At the end of January, the radio program Democracy Now asked a question on air that got me so choked up I could hardly speak. I may have gripping my steering wheel with emotion and made up a tiny happy dance in my seat, and then looked around, embarrassed.
Democracy Now, for those of you not in the know, is a daily independent news program. It is aired around the US, has very high quality journalism, and is entirely funded without advertisements or corporate interests.
The interview I’m talking about was with John Kiriakou, a former CIA official jailed for whistleblowing related to the torture program. He’s been sentenced to 30 months. I’ll leave my political feels outside of this post, of course, and get to the bit that tugged at my heart.
At the closing of a long interview, Nermeen Shaikh, one of the producers, asked Kiriakou, “John Kiriakou, you’ll shortly be going to prison. Do you know exactly when your prison sentence will begin? And how are you preparing for this? You’re the father of five children.”*
Shut the front door.
Are we really asking men how their lives will effect their children? As if their parenting is important to their children? As if their decisions have long-term effects on their offspring?
Say it ain’t so.
In these United States of America, Beyonce’s decision to wear a rocking and revealing outfit on the Oscar stage is seen as inappropriate in relation to her role as a parent. Neil Patrick Harris, though, can make cock jokes all day on his web show Puppet Dreams, nakedly, and nobody blinks, even once, at the effect that might have on the twins that he and David Burtka are raising. Of course, Beyonce’s viewing audience was a little larger–and there’s a pretty hefty racial component to Beyonce’s critics–but still. Fatherhood is both viewed as precious and rare, and at the same time not important. We are important and amazing unicorns–but you can’t rely on a unicorn to take you to work, amirite?
I could delve further–the patriarchy does a disservice to everyone in this respect, I think, by taking away personal responsibility from father figures, and at the same time taking away their agency.
But I’ll make this a slightly more positive post. Thank you, Democracy Now, for respecting John Kiriakou’s importance as a parent. And a wish that this is a changing wind for good for parents and children to the strengthening of family bonds. And a last, tiny wish, for John Kiriakou and his partner and five children, that their family comes through these next 30 months gently.
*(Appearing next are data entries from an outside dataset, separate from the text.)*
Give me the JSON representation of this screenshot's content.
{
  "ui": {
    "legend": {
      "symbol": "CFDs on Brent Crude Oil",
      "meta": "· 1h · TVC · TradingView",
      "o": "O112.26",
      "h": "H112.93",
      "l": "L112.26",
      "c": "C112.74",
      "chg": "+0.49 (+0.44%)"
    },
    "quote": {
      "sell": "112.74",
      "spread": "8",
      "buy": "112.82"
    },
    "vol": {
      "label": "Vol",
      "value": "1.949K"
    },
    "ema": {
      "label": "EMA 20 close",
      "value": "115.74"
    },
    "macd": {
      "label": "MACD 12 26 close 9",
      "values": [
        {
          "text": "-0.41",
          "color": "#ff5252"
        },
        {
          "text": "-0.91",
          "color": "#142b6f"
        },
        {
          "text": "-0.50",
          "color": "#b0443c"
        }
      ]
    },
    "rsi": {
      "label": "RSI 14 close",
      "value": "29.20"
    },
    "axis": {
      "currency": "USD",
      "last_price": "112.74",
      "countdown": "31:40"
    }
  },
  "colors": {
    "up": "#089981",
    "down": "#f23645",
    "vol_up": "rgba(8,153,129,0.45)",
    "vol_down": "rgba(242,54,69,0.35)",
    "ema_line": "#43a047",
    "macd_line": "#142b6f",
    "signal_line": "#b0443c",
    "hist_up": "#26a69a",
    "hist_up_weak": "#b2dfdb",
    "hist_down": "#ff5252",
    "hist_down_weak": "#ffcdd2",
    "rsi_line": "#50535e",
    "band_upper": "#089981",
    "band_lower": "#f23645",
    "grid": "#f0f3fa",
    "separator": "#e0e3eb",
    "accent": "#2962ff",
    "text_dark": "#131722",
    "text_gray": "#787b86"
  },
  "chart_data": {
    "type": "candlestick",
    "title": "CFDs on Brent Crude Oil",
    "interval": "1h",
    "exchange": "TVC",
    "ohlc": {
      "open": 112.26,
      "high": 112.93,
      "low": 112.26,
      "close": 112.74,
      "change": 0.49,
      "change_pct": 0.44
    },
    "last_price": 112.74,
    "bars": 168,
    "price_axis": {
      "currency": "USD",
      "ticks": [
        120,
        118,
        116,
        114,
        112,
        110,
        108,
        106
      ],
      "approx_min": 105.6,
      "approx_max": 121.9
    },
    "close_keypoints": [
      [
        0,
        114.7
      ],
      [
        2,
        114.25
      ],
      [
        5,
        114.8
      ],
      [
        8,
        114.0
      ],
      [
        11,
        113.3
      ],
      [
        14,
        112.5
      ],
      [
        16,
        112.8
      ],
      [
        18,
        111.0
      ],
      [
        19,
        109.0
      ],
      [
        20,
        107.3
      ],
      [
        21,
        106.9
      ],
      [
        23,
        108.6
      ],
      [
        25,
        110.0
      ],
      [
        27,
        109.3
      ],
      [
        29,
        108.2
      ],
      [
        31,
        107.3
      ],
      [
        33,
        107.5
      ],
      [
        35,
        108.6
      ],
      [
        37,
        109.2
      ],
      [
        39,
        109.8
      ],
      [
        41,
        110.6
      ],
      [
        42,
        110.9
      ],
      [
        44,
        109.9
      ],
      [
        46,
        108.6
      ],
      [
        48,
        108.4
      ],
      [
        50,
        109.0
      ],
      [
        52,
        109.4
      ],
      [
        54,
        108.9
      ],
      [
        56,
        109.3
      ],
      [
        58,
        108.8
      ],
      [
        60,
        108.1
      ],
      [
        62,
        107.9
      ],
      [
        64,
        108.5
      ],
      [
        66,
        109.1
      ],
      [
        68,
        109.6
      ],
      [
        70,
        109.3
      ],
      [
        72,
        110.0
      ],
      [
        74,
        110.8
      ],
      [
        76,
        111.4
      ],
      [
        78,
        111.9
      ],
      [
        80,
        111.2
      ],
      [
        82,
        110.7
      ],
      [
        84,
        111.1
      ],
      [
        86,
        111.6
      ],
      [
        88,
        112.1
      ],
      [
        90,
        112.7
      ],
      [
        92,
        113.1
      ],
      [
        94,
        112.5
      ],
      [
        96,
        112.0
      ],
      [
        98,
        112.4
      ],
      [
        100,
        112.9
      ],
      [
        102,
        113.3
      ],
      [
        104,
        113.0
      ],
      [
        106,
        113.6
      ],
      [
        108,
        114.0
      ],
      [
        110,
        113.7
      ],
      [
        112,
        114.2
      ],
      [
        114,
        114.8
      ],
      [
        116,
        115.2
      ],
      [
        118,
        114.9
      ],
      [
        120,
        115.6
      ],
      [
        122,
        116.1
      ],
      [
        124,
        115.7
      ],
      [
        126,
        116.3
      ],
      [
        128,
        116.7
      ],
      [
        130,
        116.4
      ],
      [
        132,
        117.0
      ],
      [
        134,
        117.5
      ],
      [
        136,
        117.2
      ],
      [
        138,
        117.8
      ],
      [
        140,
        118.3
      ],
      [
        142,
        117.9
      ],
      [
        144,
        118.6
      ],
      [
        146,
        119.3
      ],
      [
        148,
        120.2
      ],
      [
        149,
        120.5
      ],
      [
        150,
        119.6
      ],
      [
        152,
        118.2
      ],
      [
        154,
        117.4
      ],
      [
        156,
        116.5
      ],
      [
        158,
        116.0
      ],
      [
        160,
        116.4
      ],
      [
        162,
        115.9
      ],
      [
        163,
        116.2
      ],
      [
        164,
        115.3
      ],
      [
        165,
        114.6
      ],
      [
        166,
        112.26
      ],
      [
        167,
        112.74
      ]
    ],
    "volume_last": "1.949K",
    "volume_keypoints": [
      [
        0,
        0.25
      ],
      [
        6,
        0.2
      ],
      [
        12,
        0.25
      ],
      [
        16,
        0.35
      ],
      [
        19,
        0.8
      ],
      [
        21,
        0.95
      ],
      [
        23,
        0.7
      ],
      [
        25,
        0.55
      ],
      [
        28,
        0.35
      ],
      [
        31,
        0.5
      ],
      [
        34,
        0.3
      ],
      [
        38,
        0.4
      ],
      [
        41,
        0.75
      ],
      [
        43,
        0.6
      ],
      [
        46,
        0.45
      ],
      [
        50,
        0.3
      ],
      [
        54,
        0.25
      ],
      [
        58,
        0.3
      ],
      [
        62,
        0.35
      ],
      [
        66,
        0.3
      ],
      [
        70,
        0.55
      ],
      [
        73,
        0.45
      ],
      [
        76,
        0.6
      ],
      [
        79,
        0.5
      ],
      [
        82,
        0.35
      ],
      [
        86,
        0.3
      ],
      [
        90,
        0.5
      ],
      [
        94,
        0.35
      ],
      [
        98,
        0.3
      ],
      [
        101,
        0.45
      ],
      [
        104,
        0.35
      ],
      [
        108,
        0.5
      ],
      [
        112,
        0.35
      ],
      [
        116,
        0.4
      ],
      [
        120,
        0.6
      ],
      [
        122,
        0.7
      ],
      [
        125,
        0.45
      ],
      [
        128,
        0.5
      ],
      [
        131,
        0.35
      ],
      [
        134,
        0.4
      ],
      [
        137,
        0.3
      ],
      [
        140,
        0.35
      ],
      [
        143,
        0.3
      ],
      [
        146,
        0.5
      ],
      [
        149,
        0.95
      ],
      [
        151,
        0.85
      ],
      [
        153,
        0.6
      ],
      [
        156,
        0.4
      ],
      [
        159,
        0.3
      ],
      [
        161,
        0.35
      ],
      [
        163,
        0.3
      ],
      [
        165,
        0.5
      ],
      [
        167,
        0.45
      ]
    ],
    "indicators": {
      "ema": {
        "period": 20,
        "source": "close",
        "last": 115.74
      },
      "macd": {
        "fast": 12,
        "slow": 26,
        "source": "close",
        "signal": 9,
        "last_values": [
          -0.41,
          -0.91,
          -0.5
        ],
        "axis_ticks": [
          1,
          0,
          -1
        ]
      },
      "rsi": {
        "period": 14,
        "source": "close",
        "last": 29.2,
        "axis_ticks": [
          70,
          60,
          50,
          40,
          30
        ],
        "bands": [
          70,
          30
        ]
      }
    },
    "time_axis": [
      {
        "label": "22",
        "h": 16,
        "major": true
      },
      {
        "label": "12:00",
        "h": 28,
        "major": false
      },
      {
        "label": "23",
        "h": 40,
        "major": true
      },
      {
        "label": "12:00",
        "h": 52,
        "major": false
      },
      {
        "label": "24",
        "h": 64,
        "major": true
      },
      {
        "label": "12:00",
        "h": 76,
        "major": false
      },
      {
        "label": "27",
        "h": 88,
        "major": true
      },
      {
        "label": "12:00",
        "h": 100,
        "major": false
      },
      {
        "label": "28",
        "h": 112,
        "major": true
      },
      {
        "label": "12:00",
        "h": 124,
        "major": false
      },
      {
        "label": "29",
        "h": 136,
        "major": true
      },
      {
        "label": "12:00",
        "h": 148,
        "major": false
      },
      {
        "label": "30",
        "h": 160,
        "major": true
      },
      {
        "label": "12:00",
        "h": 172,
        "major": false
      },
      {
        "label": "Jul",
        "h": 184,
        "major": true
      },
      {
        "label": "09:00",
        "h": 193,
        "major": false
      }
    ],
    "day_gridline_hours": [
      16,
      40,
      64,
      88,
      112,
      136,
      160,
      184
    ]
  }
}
*Kiriakou’s response reflected a loving and involved parent: “It’s, frankly, very hard to prepare. You have to do things like arrange a power of attorney, arrange child care. I mean, there are so many things to do, it’s just overwhelming. My wife, thank God, is very strong and very tough and very supportive. And we are treating this like temporary duty overseas. It was not unusual for me to go overseas for many months at a time, sometimes as long as two years at a time, two-and-a-half years. So we’re treating this like an overseas deployment. I can call my children virtually every day. If I’m close enough, they can come and visit me. And I’m just hoping for the best…they know that I’ve been involved in a fight with the FBI for the last year. And I told them, ‘You know I’ve been fighting the FBI. And unfortunately, I lost. And so, because I lost, my punishment is I’m going to have to go away for a couple of years, and I’m going to try to teach bad guys how to get their high school diplomas. And when I’m all done with that, I’ll come home, and we’ll live as a family, and everything’s going to be OK again.'” Owch, my heart.